The paper is well written and explains the technical parts of the paper in detail. The authors have taken the time to go over all the equations used in the model and describe how and why they are implemented. The paper can benefit from more Thurow evaluation to show where the limitations are, please see comments below. In addition, the authors have carefully provided a limited sensitivity study appropriate for this paper. I hope to see a follow up sensitivity study further exploring the trait evolutions of the plants in different paleo climates, but this would be too much for this paper. I have some minor comments and recommend this paper for publication:
Line 178: I think “ration” should be “ratio”

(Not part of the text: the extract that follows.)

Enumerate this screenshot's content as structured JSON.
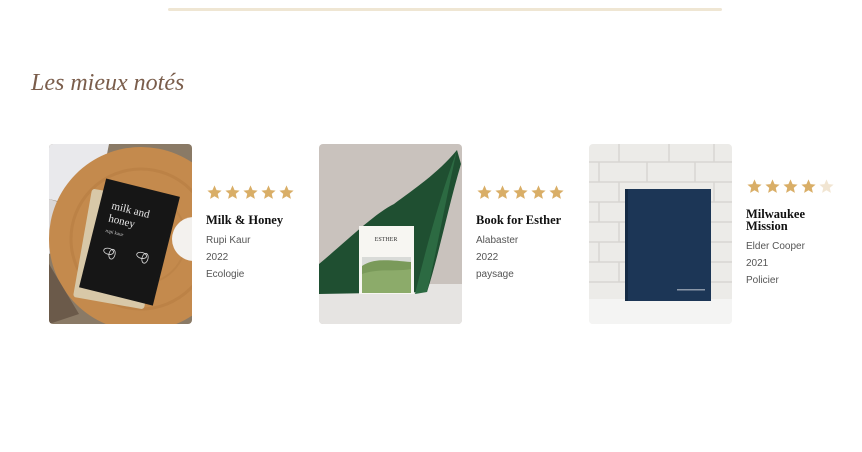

Table 1: would it be possible to add citations for the values (where applicable) or an indicator, something like “this study” for where you have made your own estimates. In addition, an indicator for the sensitivity level? I understand that this might be subjective at the moment and needs to be further investigated but as a potential user of this model that would help assess if I can/should/want/need to change this value or not.
I think “fumeroot” should be “fine root” and “Rubisco specifity” should be “Rubisco specificity”
Section 5.3: Please expand this analysis to include a more regional evaluation of where the model does well vs. where the model is lacking. In addition, the reasons given for the mismatched between the model and data are too brought and should be more mechanism specific where possible. For example, “Reduced height growth under high NPP levels indicates carbon turnover processes that are not currently represented in TREED and its height optimization.” Which processes are not represented and how does this effect the model? Is this region specific or a global problem? Do this for all three variables, NPP, GPP, and AET. This will help understand when the model is appropriate to use and the model limitations.
Figure 7: A contour plot will work better here showing the density of the points
Figure 8c: Please use a density plot here
Figure 8d: Try to see if a density plot works, it might not because of the
Figure 11: What alphas and dispersal rates are used? (Add numbers to slow, fast, and intermediate)
Section 7: It would be nice to add a section on model limitations. Several limitations are already stated in the appropriate sections however, I think the paper can benefit to list them again and address them in a more systematic way.
Section 9: Please add the GitHub tag (or release name) also in the text, this makes it easier to check out the specific version.